For Barkely, the real test is a matter of degree, that is the percentage of a
researcher's income that's directly derived from grants or consulting
arrangements, not simply whether or not such an arrangement exists.
"I consult for four or five drug companies a year, yet I derive less than
10 percent of my income from such consultations and speaking engagements for
them," he says. "It is the degree of support that can raise the
specter of a conflict of interest and not just the existence of a relationship.
And we especially want to know if the researcher has stock options, royalties,
or other financial arrangements with the company such that results which are
favorable to the drug in a research project result in a proportionate and direct
financial advancement of the researcher." Most scientific journals, Barkely
points out, require researchers to say in their articles what, if any, financial
arrangements they have with a commercial interest that supported the research or
may be mentioned in the article.
"The results from drug company-funded research are not essentially
different from federal studies," says Eugene Arnold, an ADHD expert and
Ohio State University researcher who has taken money from drug companies.

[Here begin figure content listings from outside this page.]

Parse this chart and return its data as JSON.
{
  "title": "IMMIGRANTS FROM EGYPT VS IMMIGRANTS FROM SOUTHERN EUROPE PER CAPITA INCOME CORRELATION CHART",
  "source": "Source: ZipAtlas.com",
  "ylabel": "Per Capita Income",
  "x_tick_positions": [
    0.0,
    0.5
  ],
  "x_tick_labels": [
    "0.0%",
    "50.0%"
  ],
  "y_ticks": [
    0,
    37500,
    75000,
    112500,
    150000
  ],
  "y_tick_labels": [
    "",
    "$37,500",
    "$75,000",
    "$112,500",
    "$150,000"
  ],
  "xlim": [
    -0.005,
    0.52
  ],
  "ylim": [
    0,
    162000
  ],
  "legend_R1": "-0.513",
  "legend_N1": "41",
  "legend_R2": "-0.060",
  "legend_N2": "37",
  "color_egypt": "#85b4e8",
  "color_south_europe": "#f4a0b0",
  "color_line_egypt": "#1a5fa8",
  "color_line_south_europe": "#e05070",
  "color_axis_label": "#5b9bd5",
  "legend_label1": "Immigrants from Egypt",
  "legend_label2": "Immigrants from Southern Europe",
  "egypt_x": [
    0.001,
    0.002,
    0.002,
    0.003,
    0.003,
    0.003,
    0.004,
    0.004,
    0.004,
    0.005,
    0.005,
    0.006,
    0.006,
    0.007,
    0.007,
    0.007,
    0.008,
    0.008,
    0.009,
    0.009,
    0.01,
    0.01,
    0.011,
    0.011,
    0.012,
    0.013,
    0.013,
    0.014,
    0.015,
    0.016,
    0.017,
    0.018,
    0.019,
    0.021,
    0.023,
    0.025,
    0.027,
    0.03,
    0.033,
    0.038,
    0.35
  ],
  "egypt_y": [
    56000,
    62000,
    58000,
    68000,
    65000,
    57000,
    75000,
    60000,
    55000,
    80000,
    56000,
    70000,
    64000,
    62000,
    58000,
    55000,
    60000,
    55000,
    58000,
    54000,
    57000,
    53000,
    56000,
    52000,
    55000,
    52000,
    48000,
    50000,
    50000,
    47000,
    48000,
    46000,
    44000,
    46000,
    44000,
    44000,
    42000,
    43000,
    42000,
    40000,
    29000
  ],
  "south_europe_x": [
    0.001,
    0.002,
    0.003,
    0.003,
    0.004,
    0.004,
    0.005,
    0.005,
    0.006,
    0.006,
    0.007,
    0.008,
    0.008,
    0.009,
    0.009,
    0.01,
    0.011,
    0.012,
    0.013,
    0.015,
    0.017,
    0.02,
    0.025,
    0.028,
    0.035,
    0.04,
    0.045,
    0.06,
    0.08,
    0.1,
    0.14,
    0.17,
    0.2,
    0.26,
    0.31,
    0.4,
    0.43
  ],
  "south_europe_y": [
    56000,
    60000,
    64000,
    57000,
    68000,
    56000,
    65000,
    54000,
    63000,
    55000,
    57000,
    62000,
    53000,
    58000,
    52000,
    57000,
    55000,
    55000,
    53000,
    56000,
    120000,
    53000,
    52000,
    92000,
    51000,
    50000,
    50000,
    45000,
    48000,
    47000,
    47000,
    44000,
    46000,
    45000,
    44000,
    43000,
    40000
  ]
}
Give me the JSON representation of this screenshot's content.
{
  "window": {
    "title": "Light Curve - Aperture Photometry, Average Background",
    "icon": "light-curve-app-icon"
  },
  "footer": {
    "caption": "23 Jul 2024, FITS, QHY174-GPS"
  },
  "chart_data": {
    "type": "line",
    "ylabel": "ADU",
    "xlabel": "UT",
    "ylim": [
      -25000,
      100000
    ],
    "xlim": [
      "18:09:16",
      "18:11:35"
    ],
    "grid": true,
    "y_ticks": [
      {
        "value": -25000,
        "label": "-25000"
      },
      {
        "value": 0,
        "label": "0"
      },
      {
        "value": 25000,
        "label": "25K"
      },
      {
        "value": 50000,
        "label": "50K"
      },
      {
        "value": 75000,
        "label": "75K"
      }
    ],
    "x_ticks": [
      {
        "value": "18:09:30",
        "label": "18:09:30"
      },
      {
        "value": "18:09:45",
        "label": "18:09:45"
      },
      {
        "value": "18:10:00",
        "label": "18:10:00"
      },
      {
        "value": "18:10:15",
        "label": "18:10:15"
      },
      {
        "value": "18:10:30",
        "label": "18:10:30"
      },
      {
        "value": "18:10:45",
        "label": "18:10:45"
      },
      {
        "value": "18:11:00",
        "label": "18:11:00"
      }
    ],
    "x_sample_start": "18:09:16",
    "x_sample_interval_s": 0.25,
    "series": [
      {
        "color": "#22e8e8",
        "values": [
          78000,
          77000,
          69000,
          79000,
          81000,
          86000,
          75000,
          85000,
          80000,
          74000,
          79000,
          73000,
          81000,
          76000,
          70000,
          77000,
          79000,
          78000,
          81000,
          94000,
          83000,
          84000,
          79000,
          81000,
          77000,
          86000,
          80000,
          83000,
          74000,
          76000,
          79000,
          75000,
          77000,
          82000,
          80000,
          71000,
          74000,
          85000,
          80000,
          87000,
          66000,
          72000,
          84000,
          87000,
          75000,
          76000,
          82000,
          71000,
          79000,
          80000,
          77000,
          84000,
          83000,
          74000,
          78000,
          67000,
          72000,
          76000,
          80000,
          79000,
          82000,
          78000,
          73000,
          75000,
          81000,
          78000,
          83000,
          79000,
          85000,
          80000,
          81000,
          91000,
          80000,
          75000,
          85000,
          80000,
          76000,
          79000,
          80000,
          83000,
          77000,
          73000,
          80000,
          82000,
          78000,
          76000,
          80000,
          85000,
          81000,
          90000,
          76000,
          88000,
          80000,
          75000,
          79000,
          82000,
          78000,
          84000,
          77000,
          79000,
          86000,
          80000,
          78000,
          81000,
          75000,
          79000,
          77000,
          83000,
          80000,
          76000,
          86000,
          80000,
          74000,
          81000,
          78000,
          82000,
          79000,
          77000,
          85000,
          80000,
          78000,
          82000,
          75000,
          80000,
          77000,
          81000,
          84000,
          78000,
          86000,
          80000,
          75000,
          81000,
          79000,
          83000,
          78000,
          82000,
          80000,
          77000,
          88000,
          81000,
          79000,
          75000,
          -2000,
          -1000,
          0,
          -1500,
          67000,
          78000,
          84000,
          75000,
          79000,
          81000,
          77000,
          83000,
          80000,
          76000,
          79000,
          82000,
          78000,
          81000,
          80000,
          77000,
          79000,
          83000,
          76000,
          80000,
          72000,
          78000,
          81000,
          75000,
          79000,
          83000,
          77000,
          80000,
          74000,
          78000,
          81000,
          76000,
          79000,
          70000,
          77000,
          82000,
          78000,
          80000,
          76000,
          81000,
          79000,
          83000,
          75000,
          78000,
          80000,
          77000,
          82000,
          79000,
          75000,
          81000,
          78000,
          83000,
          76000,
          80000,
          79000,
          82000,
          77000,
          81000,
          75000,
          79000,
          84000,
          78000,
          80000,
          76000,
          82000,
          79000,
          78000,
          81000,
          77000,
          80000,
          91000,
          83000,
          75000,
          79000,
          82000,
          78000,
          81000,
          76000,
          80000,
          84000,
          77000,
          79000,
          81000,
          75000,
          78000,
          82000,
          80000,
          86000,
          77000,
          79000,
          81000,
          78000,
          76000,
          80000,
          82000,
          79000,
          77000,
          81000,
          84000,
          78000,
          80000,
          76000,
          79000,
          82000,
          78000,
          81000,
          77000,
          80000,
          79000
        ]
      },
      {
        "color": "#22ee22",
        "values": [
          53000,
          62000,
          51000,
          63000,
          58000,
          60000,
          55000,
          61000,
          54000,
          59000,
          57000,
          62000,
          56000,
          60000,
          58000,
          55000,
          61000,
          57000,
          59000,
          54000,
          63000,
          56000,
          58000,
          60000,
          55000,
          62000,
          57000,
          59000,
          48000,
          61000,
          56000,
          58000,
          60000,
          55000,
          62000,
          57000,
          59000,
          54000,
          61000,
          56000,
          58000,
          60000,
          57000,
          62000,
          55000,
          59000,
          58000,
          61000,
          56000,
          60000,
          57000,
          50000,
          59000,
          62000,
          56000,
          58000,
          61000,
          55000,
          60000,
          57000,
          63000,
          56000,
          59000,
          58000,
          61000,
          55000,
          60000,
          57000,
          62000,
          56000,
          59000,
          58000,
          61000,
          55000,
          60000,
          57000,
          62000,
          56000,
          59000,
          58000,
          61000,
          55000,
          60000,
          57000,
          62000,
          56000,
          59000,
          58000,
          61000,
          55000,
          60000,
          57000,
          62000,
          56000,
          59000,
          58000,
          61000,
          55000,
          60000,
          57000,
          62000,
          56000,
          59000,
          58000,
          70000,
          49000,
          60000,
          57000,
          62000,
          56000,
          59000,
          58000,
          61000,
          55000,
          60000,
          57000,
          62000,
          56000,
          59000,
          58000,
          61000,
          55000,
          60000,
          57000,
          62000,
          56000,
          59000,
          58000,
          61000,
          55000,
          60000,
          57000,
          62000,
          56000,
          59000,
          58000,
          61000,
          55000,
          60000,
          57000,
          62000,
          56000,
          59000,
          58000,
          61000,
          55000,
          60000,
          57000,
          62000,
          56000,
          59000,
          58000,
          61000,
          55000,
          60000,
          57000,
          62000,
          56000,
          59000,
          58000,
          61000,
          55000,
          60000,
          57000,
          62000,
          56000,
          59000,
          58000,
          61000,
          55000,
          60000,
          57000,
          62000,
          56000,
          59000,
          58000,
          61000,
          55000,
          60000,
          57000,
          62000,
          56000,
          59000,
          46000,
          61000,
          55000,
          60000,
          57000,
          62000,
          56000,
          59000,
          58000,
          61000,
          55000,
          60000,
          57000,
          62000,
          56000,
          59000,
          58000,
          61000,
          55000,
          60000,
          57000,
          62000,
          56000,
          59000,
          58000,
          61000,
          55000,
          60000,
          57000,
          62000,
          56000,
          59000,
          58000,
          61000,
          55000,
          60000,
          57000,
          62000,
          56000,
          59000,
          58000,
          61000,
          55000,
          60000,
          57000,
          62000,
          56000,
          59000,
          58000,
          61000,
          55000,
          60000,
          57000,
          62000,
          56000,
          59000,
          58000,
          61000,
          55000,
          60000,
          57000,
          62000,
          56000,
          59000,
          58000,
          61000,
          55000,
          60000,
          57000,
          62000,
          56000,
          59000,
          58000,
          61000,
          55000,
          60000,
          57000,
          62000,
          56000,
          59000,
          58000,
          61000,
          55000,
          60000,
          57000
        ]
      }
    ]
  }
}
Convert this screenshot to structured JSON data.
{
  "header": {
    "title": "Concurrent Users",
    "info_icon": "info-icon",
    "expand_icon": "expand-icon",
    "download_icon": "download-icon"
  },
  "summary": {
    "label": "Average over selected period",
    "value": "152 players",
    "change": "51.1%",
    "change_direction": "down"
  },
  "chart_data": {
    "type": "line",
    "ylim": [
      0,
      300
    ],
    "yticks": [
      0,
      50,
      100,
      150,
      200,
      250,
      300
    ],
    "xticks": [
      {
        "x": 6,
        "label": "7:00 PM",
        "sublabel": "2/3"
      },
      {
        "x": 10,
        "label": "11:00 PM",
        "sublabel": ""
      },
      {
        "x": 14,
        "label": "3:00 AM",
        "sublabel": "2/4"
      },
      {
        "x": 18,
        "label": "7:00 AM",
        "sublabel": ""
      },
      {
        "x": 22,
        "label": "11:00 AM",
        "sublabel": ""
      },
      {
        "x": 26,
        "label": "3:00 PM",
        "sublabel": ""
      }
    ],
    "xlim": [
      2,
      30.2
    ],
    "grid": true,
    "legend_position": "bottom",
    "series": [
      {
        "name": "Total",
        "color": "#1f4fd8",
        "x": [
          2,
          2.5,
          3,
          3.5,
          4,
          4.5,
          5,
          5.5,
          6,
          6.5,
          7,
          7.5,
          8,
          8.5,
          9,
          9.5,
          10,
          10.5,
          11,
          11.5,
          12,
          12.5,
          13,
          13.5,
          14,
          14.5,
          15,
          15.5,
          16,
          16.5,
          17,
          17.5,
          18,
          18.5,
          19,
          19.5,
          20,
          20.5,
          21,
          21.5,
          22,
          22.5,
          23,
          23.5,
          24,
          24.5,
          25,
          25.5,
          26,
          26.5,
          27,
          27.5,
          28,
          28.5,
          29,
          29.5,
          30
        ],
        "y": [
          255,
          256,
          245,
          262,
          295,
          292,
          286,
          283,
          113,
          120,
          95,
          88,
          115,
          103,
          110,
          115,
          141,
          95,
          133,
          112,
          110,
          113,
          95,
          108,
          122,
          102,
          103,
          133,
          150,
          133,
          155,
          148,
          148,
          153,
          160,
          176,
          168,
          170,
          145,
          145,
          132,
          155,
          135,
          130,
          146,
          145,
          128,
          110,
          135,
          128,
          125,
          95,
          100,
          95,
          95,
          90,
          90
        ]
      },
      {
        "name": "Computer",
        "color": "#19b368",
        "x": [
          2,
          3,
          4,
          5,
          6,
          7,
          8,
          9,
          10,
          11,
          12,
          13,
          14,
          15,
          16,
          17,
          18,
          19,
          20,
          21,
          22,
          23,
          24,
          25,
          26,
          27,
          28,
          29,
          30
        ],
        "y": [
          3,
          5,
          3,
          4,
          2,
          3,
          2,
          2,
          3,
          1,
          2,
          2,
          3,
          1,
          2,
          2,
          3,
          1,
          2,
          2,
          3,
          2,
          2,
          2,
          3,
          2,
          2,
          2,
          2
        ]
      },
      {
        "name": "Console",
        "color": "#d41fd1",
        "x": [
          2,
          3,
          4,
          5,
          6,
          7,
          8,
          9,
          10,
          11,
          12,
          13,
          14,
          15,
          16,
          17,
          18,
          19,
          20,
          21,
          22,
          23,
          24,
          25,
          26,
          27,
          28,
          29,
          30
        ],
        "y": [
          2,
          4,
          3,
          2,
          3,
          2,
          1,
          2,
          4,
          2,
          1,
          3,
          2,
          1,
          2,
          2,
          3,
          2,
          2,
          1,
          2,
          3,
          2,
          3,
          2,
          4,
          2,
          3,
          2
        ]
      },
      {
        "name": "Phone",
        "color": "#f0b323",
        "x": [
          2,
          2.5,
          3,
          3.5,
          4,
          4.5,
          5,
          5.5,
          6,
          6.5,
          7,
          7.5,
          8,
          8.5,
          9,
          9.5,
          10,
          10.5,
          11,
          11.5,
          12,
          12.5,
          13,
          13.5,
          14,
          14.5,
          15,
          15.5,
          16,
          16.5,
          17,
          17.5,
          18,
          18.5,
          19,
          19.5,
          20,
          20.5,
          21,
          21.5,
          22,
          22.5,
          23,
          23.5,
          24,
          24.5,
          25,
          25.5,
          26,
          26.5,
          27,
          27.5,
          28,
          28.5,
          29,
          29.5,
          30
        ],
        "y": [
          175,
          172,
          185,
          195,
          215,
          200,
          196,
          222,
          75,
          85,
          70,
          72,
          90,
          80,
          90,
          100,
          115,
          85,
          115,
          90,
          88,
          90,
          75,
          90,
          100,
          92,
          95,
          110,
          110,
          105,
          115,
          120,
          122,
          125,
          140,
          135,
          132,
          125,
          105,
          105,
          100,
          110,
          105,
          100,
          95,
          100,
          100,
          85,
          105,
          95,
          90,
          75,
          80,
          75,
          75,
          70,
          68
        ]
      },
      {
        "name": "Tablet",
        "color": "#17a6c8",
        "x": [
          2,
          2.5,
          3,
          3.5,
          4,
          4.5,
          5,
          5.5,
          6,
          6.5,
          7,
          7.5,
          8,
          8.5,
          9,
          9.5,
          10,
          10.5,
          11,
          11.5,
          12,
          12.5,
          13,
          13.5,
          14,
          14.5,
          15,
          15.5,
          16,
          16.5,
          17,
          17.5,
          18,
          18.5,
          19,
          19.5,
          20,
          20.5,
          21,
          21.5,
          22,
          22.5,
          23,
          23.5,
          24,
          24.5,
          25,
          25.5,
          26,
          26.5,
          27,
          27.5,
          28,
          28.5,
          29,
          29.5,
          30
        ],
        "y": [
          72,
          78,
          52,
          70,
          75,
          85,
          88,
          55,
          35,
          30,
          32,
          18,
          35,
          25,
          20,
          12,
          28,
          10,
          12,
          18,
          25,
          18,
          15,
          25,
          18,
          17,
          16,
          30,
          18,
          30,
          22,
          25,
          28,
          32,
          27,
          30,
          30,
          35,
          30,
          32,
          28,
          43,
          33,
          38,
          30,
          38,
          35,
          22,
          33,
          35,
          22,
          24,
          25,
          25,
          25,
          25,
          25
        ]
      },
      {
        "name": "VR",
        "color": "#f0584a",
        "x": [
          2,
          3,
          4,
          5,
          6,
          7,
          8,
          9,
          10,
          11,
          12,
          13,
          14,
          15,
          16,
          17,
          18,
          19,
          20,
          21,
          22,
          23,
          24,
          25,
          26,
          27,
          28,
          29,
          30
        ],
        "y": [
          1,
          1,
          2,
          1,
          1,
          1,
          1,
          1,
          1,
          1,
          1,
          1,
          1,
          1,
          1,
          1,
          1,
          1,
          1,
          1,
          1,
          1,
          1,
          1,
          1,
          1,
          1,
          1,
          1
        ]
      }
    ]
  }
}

"Much of the new research funding surge has been for development of better
products, such as longer-lasting delivery formulations. In order to obtain FDA
approval, the companies have to sponsor research to demonstrate efficacy and
safety. Naturally, they turn to experts in the disorder and its treatment to
help do that research."
Arnold says that all researchers heavily involved in new product research take
money from drug companies. But he points out that research supporting efficacy
of MPH, amphetamine, and other FDA-approved drugs for ADHD was originally done
in the 1930s, '40s, and '50s without drug company support and even now some
studies are done solely with federal funding.
Sam Goldstein, a clinical neurologist and member of the faculty at the
University of Utah who has in the past served as a general consultant for drug
companies and authored educational materials for them, says the profit motive
can hurt research in other ways. "The nature of our capitalist system is
such that if there is a profit to be made it is much more likely a treatment
will be investigated," he says. "There are many good psychosocial
treatments that with sufficient research would probably benefit children with
ADHD. No one is going to fund them because there is no profit to be made. I
don't think this is a bad thing. It is just the way the system works."
Goldstein notes that the system of industry funding has produced medications
that have dramatically in a positive way altered the lives of millions of
people.
"For me the issue is not so much ethics but the fact that only those
treatments that stand to lead to profit are funded for research," he says.